Suppressor cell activity and phenotypes in the blood or tissues of patients with leprosy.

Suppressor cell activity has been demonstrated in the peripheral blood of patients with leprosy. Cells bearing the suppressor/cytotoxic phenotype have been enumerated in both peripheral blood and tissues, and microanatomical differences in tissue distribution have been observed. This first generation of studies has been characterized by considerable disagreement, a not unusual circumstance in the study of leprosy. In the case of blood suppressor cell activity, there appears to be no doubt as to its existence, but much uncertainty regarding its distribution. Concerning peripheral blood phenotypic suppressor cells, the observed differences in lepromatous and ENL patients may well reflect differences in methods used. Concerning phenotypic suppressor cells in tissue, there is no agreement as to their numbers or microanatomical distribution across the spectrum of leprosy or in its reaction states. Although these observational differences make firm conclusions impossible, this first generation of studies has provided new ways of considering old problems. For example, lepromin unresponsiveness might be a consequence of active cellular suppression.
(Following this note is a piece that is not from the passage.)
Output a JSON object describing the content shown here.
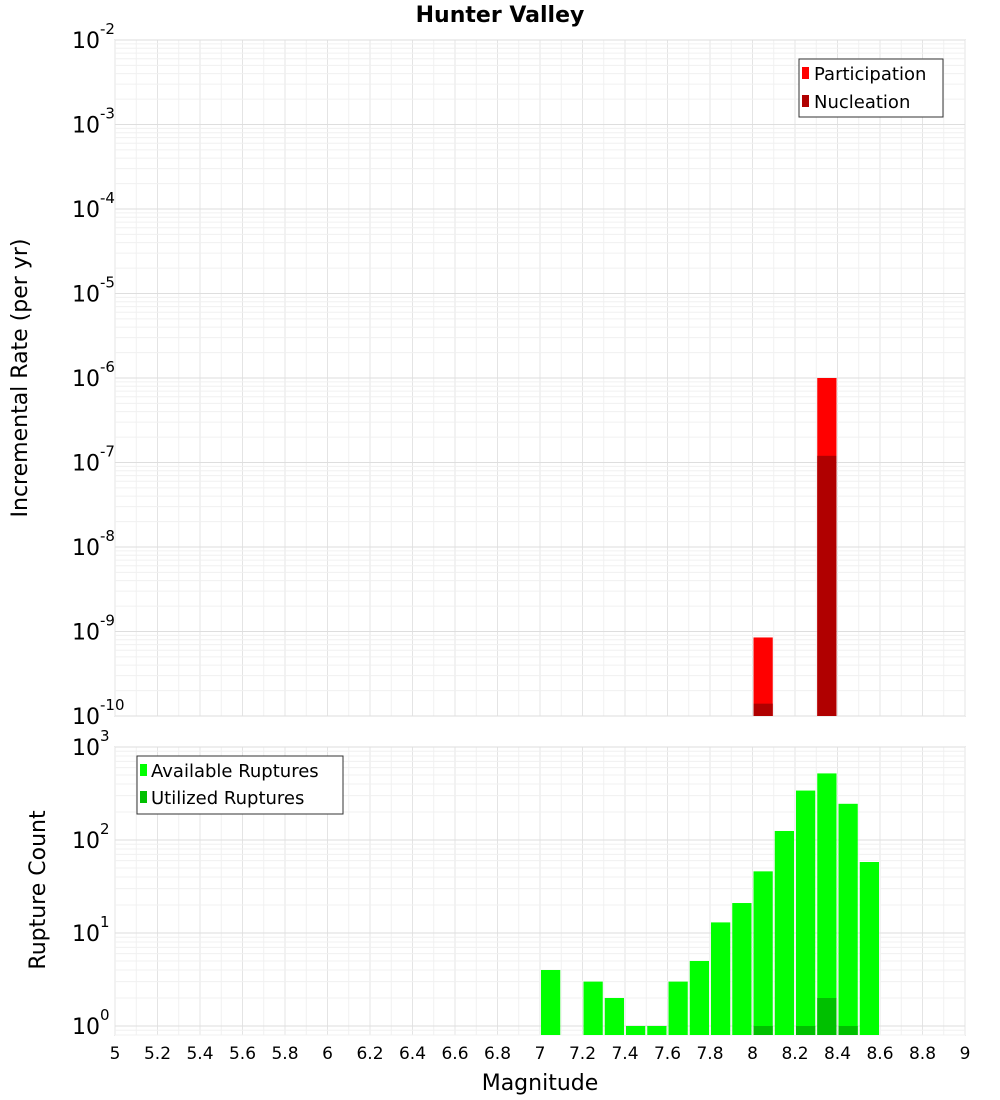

Differences in the numbers (or percentages) of the suppressor phenotype in blood or tissues of lepromatous patients with or without ENL reopens the door to the possibility of cell-mediated immune mechanisms in the pathogenesis of ENL. The identification of defective suppressor cells as important in the pathogenesis of hypergammaglobulinaemia is of interest in and of itself, but also gives rise to the possibility that other kinds of phenomena may be a consequence of defective or effete suppressor mechanisms. The observation of microanatomical differences in the distribution of the suppressor phenotype in tuberculoid and lepromatous leprosy indicates that effective or ineffective immunity might be a sequela of particular interactions between the suppressor/cytotoxic and helper/inducer phenotypes, and that these interactions merit further study. These new perspectives may be subject to experimental testing by the next generation of studies, which will surely include the techniques of clonal expansion and limiting dilution, as well as the study of interleukins 1 and 2.